[The Honor of the Name by Emile Gaboriau]@TWC D-Link bookThe Honor of the Name CHAPTER VI 3/11
You wish to make me forget my humiliation; but, for this very reason, I should be the most contemptible of men if I did not refuse the great honor you desire to confer upon my daughter." "What!" exclaimed the baron, in utter astonishment; "you refuse ?" "I am compelled to do so." Thunderstruck at first, Maurice afterward renewed the attack with an energy which no one had ever suspected in his character before. "Do you, then, wish to ruin my life, Monsieur ?" he exclaimed; "to ruin _our_ life; for if I love Marie-Anne, she also loves me." It was easy to see that he spoke the truth.
The unhappy girl, crimson with happy blushes the moment before, had suddenly become whiter than marble, as she looked imploringly at her father. "It cannot be," repeated M.Lacheneur; "and the day will come when you will bless the decision I make known at this moment." Alarmed by her son's evident agony, Mme.
d'Escorval interposed: "You must have reasons for this refusal." "None that I can disclose, Madame.
But never while I live shall my daughter be your son's wife!" "Ah! it will kill my child!" exclaimed the baroness.

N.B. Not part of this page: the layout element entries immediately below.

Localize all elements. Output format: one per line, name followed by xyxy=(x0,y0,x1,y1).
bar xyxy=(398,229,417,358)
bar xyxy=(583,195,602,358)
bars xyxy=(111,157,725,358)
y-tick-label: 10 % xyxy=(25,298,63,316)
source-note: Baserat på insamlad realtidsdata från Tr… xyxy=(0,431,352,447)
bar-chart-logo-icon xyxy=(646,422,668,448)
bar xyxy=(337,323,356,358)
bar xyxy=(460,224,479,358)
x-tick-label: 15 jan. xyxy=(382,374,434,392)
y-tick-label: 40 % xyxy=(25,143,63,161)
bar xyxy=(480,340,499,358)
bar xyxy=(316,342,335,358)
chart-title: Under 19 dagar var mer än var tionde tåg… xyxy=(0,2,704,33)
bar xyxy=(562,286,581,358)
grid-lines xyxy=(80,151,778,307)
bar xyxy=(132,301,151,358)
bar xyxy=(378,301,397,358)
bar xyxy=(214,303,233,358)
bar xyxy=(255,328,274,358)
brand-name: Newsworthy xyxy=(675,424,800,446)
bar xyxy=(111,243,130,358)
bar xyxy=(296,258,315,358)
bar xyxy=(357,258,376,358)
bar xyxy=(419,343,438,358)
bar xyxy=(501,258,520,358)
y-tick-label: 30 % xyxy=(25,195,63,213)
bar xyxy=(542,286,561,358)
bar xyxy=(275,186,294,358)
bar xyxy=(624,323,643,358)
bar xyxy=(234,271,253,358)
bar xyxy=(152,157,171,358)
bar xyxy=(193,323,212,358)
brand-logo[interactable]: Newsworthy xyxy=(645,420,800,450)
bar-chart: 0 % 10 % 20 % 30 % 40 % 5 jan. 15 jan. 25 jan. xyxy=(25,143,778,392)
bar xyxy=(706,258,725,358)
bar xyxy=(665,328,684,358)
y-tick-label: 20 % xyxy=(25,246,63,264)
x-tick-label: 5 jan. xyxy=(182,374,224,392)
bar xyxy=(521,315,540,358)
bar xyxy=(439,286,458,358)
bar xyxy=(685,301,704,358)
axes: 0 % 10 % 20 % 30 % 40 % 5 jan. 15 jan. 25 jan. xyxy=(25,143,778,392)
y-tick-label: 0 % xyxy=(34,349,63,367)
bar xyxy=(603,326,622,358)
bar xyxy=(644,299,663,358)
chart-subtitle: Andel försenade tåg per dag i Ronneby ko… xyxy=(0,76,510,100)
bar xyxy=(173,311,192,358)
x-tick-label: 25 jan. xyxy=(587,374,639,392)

M.Lacheneur shook his head. "Monsieur Maurice," said he, "is young; he will console himself--he will forget." "Never!" interrupted the unhappy lover--"never!" "And your daughter ?" inquired the baroness. Ah! this was the weak spot in his armor; the instinct of a mother was not mistaken.
M.Lacheneur hesitated a moment; but he finally conquered the weakness that had threatened to master him. "Marie-Anne," he replied, slowly, "knows her duty too well not to obey when I command.